TenneT ist seitdem für alle Leitungen auf den deutschen Meeren verantwortlich, wo große Windkraftwerke einen großen Teil zur im letzten Jahr vom Kabinett Merkel beschlossenen Energiewende beitragen sollen. Durch dieses ehrgeizige Projekt steht die deutsche Regierung im eigenen Land zurzeit stark unter Druck, Maßnahmen einzuleiten, um mit der Umsetzung der Energiewende zu beginnen. Von Gesetz her ist TenneT dazu verpflichtet, weitere 15 Milliarden Euro zusätzlich in den deutschen Teil seines Stromnetzes zu investieren, vom niederländischen Staat stehen allerdings keinerlei finanzielle Mittel mehr zur Verfügung. Aus diesem Grund einigten sich die beiden Wirtschaftsminister Philipp Rösler (FDP) und Maxime Verhagen (CDA) im August auf den Kompromiss, dass sich TenneT um private Geldgeber für die notwendigen Investitionen bemühe. Bedingung der niederländischen Seite war zudem, dass möglichst schnell geklärt werden soll, wer für die bislang entstandenen Verzögerungen und Ausfälle bei der Netzanbindung haftet (NiederlandeNet berichtet).

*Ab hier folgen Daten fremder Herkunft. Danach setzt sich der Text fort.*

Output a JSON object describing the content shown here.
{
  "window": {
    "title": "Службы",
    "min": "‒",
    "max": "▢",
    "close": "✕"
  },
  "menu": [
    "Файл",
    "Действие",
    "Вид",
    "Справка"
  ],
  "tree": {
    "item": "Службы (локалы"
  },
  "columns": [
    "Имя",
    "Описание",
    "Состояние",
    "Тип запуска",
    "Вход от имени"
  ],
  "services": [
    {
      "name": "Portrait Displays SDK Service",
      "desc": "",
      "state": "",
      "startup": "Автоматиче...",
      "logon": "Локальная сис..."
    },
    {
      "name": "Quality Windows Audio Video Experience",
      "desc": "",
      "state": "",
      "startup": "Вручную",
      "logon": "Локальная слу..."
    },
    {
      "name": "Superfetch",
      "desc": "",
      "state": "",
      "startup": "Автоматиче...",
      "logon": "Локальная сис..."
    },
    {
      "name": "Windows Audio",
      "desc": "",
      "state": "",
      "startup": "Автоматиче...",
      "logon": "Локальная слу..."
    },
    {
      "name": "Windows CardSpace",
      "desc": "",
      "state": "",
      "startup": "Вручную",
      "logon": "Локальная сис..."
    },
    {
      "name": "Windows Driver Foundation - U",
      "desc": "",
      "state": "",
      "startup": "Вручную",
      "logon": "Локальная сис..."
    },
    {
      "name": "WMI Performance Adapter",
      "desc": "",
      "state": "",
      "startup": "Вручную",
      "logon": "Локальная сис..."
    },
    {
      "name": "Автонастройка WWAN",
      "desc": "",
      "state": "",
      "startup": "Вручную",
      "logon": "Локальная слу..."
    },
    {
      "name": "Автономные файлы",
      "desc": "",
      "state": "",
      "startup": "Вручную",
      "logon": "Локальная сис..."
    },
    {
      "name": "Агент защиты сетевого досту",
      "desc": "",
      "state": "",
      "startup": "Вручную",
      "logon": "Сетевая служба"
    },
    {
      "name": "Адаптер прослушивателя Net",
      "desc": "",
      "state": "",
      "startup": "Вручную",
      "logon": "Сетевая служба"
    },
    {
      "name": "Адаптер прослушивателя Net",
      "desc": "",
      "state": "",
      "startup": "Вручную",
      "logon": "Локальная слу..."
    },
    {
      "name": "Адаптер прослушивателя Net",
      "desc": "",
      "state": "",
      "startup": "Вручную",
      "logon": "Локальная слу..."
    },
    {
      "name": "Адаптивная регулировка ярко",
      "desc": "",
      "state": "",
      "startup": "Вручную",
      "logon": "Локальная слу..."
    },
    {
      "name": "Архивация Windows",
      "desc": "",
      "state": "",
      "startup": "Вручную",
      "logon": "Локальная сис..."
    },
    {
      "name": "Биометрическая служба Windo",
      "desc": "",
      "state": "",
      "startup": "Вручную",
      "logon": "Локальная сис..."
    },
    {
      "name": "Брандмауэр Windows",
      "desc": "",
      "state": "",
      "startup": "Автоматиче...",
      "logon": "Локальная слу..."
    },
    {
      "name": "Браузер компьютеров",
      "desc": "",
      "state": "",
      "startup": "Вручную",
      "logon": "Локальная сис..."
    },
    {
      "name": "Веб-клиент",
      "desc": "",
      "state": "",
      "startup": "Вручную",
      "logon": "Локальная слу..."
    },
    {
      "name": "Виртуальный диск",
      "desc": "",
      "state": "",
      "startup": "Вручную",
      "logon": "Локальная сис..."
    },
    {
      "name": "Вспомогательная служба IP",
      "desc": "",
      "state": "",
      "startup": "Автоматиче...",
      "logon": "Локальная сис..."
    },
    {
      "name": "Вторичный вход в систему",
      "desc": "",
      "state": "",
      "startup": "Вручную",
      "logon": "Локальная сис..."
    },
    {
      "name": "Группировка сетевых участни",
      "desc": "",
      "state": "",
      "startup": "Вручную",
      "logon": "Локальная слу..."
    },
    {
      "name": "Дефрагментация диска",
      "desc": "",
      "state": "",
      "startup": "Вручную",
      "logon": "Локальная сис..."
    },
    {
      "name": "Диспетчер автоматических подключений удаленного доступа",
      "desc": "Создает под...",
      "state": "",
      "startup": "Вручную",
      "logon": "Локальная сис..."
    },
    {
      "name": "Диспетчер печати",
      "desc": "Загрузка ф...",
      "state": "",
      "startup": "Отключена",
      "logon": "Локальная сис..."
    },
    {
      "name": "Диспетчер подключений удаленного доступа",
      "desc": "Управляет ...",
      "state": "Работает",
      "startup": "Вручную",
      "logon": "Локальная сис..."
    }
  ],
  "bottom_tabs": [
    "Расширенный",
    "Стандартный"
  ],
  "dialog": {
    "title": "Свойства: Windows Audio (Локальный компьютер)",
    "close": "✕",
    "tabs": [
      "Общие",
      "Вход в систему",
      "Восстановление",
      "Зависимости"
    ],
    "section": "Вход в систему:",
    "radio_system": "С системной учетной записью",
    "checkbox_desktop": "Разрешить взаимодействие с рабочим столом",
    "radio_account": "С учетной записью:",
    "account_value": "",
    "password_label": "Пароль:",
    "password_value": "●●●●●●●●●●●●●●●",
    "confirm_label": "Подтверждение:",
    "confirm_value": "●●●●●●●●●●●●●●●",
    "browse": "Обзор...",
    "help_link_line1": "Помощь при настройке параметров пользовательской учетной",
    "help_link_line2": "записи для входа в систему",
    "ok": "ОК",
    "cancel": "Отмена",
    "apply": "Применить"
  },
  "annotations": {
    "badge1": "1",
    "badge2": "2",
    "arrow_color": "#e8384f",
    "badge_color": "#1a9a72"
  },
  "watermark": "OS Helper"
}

Private Geldgeber gibt es bislang keine, dafür kam es aber am Montag in Berlin zu einer Anhörung über einen aktuellen deutschen Gesetzentwurf über Haftungsregeln bei Offshore-Windparks. So ist geplant, dass Übertragungsnetzbetreiber wie TenneT bei fahrlässigem Verhalten bis zu 100 Millionen Euro jährlich an Schadenersatzzahlung droht. Die Haftungsregeln würden bereits bei leichter Fahrlässigkeit greifen und laut TenneT-Geschäftsführer Lex Hartman somit unrealistisch hoch sein. Durch die neuartigen Technologien müsste man zudem immer wieder mit Problemen rechnen. Dadurch, dass die Jahreshaftung in etwa so hoch ist wie der Jahresgewinn des Unternehmens, würde dies potentielle Kapitalgeber nur noch mehr vergraulen. Diese seien aber notwendig, um bei der stockenden Anbindung der Windparks auf dem Meer wieder Fahrt aufzunehmen, so Hartman. Der deutschen Verbraucherschutzministerin Ilse Aigner (CSU) warf Hartman persönlich vor, für die umstrittenen Haftungspassagen im Gesetzentwurf verantwortlich zu sein: „Das Gesetz ist der Tod von Offshore“ so Hartman laut FAZ am Montag in Berlin.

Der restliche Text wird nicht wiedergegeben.